Roope-setä (Finnish for "Uncle Scrooge", named Roope-setä taskulehti (the Uncle Scrooge pocket book) from 1978 to 1995) was a Finnish comic book published by Sanoma Media Finland from 1978 to 2017, containing comics from the Donald Duck universe. The main protagonist in the comic was Scrooge McDuck.

==Publication schedule==
The comic was launched in 1978 and four issues were published in that year. From 1979 to 1980 the comic was published every second month, but from 1981 to 2014 it was published monthly. A new issue came out on the first Wednesday of the month.
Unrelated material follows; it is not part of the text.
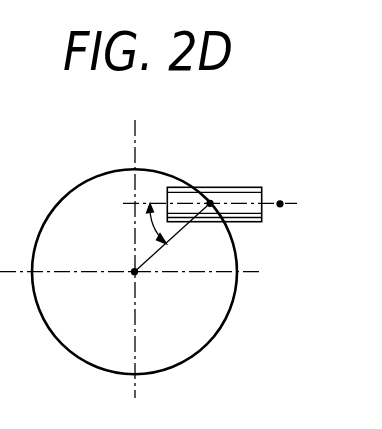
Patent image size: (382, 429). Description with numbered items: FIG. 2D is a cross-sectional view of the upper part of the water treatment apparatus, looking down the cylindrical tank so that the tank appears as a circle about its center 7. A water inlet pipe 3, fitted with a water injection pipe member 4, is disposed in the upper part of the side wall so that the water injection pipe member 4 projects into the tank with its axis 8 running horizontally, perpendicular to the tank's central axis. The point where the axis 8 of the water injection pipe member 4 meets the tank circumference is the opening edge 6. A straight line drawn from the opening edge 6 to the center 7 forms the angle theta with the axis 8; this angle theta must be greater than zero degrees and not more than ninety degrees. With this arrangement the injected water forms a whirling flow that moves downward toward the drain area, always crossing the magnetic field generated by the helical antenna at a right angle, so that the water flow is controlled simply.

Since 2015 the comic was published ten times per year. The time interval between issues was about five weeks, so the comic was published in January, February, March, April, June, July, August, September, November and December. The weekday for new issues was Friday.

==Content and structure==
The comic usually included three or four long stories and possibly a few shorter stories, which had not been published in Finland earlier. The stories were mainly imported from the Italian Topolino comic book.
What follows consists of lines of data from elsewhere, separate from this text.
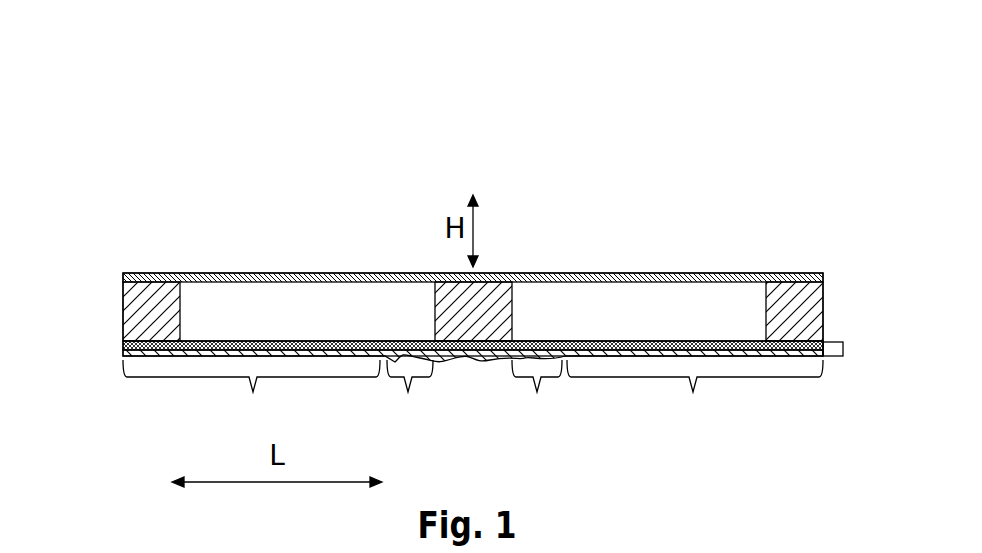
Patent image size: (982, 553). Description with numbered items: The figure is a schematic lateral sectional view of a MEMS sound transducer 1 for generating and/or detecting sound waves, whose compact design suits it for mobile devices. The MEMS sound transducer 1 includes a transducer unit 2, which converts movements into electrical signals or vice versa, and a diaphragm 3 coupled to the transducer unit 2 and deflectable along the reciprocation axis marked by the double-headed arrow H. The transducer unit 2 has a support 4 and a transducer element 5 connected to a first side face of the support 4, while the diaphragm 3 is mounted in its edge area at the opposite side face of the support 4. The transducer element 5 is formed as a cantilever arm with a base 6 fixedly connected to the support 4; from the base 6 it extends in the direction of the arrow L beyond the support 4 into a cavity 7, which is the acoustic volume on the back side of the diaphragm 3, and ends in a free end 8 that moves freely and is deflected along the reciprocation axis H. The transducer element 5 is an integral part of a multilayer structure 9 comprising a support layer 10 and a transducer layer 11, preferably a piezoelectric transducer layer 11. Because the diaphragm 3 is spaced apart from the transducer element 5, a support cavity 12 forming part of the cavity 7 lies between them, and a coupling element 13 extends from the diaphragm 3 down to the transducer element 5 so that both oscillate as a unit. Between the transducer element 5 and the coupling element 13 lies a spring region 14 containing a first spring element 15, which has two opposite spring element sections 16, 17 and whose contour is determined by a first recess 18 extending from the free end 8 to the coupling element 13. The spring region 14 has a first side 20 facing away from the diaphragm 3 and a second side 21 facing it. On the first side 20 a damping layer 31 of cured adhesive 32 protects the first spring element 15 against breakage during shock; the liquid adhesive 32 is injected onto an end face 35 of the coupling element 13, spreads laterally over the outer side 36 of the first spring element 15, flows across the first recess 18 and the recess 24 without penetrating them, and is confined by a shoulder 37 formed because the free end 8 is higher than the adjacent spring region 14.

The MEMS sound transducer 1 is at (165, 95).
The transducer unit 2 is at (122, 308).
The diaphragm 3 is at (150, 273).
The support 4 is at (132, 325).
The transducer element 5 is at (473, 396).
The base 6 is at (828, 340).
The cavity 7 is at (735, 305).
The free end 8 is at (605, 341).
The multilayer structure 9 is at (845, 348).
The support layer 10 is at (690, 341).
The transducer layer 11 is at (648, 341).
The support cavity 12 is at (313, 327).
The coupling element 13 is at (495, 290).
The spring region 14 is at (474, 396).
The first spring element 15 is at (396, 341).
The spring element section 16 is at (392, 341).
The spring element section 17 is at (412, 341).
The first recess 18 is at (403, 341).
The first side 20 is at (438, 357).
The second side 21 is at (388, 340).
The recess 24 is at (387, 341).
The damping layer 31 is at (530, 341).
The adhesive 32 is at (480, 354).
The end face 35 is at (490, 351).
The outer side 36 is at (545, 341).
The shoulder 37 is at (562, 353).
As well as the actual comics stories, the comic book included features such as Vanhan visukintun päiväkirja ("The old miser's diary", from 1985 to 2003), Klubimestarin palsta ("The club master's column", from 1987 to 2003), Roope-sedän tietotoimisto ("The Uncle Scrooge information agency", from 2004 to 2011) and Päivän Pamaus ("The Daily Bang", a common newspaper name in Finnish Disney comics, from 2012 to 2017). The comic book also included Dekkaripähkinät ("Detective puzzles", from 2004 to 2017). Up to issue #1/2017 almost every issue also included a competition. The comic book often contained short articles about Disney comics and artists. Subscribers were sent exclusive presents on many years.

From 1985 to 1987 every issue contained a single-page comic by Carl Barks translated into Finnish. Since 1987 these comics were published in the original English, but in 2000 they were published in other languages as well. In 2001 these Carl Barks comics were replaced with single-page comics by Al Taliaferro translated into various Finnish dialects. Since 2002 these comics were again published in English and their writers and artists varied.

From 1997 to 2003 and from 2005 to 2011 the comic book also included collectible pictures and each year had its own theme:
- 1997: Don Rosa's art
- 1998: Carl Barks's art
- 1999: Villains in Disney comics
- 2000: The best moments of the old miser
- 2001: Scrooge McDuck's family and friends
- 2002: Scrooge McDuck's treasures
- 2003: Historical highlights from 1978 to 2003
- 2005: The 75th anniversary of Disney comics
- 2006: Villans and heroes
- 2007: Festive portraits of Scrooge McDuck
- 2008: In the shadow of the stars
- 2009: The year of Donald Duck
- 2010: The 40th anniversary of Donald Duck pocket books
- 2011: The portrait of the month

Issue #1/2007 included an announcement that the December 2007 would be the thickest issue of the entire Roope-setä comic book so far, in celebration of the 60th anniversary of the Donald Duck character.

Issue #1/2008 included a shortened reprint of the first issue of the Roope-setä comic in 1978, in celebration of the 30th anniversary of the comic book.

In January 2012 the comic book changed in size: the number of pages remained the same, but the width and height of the pages increased by a couple of centimetres in order to make better use of the Topolino comics.

In 2012 the comic had a circulation of 73,094 copies. In 2016 the circulation had shrunk to 42,587 copies.

In 2017 the Sanoma concern announced it would discontinue the Roope-setä comic book and replace it with a new DuckTales comic book, with existing subscriptions transferred to the new comic automatically. The last issue of the comic book, issue #10/2017 (the 454th issue in total) was published in December 2017.